The dreams of a global village set up by World Leaders cannot be far from that of improving the quality of life of all peoples irrespective of race, tribe, affiliation or status. The truth is that hundreds of millions of people are suffering horribly across the world due to bad policies and irresponsible leaderships across the African Continent.
According to the code of ethics for International business transactions, it has been noticed that with increased globalization comes improved and polished international business ethics and the domino effect runs across institutions, companies and frontiers. The number of multinational companies and nonprofits which operate outside their home Country and taking advantage of diaspora engagements as a new window is increasing rapidly.
In the same vein, the active involvement of local communities in seeking, implementing and evaluating the impact of grants are also becoming both fundamental and imperative in moving communities forward within and without the periphery of the aid industry.
Today, we enter into communities with innovative ideals and strategies that has been scrutinized and applied by accomplished researchers in the field.
Appreciative Inquiry (AI) for example is a research-based technique that has been used successfully in a variety of settings in favor of moral obligation on the part of aid donors and aid workers alike. AI builds on the assumption that human systems are said to move in the direction of what they most frequently and persistently ask questions about. Questions about their well-being versus the role of outside players to improve on their lot. This also brings us to the concept of "local champions" once they are given an opportunity to co- run the show.

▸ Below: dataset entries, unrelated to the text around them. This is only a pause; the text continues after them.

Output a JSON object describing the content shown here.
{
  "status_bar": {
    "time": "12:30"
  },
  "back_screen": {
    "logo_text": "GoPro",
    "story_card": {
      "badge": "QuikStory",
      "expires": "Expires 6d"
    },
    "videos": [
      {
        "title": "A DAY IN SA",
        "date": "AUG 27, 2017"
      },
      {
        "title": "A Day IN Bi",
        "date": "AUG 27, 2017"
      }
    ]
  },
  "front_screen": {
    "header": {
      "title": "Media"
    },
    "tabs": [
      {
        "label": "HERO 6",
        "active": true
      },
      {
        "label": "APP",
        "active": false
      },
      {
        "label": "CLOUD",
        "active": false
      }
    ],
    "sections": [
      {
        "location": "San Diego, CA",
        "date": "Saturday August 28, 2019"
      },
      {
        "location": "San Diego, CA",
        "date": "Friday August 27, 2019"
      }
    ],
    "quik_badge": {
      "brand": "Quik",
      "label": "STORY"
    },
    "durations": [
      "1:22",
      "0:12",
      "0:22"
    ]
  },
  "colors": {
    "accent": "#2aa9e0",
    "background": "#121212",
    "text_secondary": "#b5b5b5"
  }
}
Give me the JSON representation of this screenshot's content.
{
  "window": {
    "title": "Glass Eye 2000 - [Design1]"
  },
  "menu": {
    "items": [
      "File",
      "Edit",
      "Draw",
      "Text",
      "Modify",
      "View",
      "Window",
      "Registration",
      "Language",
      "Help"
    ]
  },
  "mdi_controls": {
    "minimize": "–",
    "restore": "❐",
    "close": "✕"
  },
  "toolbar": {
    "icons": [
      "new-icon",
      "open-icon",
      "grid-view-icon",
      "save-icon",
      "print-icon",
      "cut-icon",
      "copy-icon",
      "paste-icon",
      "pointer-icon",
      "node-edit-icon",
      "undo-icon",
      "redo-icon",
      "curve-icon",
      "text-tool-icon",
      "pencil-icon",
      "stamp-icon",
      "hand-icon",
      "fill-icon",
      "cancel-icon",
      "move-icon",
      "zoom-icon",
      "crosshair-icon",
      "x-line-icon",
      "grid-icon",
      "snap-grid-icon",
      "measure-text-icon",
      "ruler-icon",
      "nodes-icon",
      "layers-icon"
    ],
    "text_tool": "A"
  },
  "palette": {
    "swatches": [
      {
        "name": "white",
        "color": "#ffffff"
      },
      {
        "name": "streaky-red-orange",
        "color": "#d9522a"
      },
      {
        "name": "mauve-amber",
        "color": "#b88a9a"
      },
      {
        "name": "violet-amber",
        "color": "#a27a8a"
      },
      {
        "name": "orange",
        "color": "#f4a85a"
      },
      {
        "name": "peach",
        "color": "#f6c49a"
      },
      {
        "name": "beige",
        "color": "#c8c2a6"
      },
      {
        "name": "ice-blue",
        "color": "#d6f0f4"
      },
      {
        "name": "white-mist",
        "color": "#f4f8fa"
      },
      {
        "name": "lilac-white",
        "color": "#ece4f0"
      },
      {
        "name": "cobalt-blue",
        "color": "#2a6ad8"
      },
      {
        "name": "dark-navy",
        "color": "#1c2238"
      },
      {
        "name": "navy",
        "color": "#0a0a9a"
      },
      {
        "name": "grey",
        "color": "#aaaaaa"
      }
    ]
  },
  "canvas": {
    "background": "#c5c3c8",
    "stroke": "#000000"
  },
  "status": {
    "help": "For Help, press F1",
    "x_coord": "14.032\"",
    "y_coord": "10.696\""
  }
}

American poet, Robert Frost tried to allude to this phenomenon in his master piece poem, "The Road Not Taken" in the first two lines:
"Two roads diverged in a yellow wood,
And sorry, I could not travel both."
Indeed, there are two divergent paths we can travel as we consider community action, community involvement and community change. But as Frost aptly observed, we just can.t travel both, rather we must choose one in a world symbolized by yellow wood which in itself depicts the idiosyncrasies of society. The choice of moral obligation in working with communities is now becoming a matter of necessity and even government officials are now being under constant surveillance by civil society organizations serving as checks and balances to ensure that they work in the interest of the population and if not, the process of natural selection that has been modernized today in the guise of democracy will invariably catch up with them.
For over two decades now, the process of globalization has been influencing the socio-economic environment in Countries especially in sub-saharan Africa. While globalization provides new opportunities for economic development to Countries through trade liberalization, foreign direct investment, capital flows, remittances, information exchange and technological transfer, it has inversely meant increased deprivation for those nations which have been unable to adjust to the new requirements of the global society. Thus, on one hand, while we witness rapid economic growth and prosperity in some regions, there remains more than a billion people who continue to languish in poverty with purchasing power of less than a dollar a day. In the poorest Countries like Sierra Leone, about one fifth of the children die in the first year of their birth, nearly half of those who survive are malnourished and a significant proportion of the population does not have access to clean water, sanitation, basic health services and education.
The harsh realities of increased global inequalities had been a major concern to the international community over the years , but as the new century opened with an unprecedented declaration of solidarity and determination to rid the world of poverty in the millennium declaration of September, 2000, the world has been waiting with cautious optimism.
Khadarlis for Sierra Leone, founded in 2007 is committed to championing the cause of vulnerable groups in remote communities in Sierra Leone in line with the shift in the development paradigm by working closely with volunteers, civil society organizations, professional associations, and other development partners to attract projects and programs in the south-east of Sierra Leone.
Collective awareness and consciousness about social responsibilities does not stop half way through. It signifies that all key players in the development journey attempt to consider the social consequences of their actions on behalf of vulnerable groups.
Bravo to the International Collective Commitment among World leaders and Philanthropist Community. Surely, your determination to rid the world of poverty will take roots gradually as we monitor trends on the ground. Surely, this theory favors decisions that have positive economic and social effect on developing countries.
Khadarlis for Sierra Leone is strongly on board and we even subscibe immensely to the US strategy for Africa as highlighted in previous posts on this blog. We are on board the ship of socio-economic change with a slogan that we would always follow with persistence: "Rebuilding Villages in Africa - one village after another."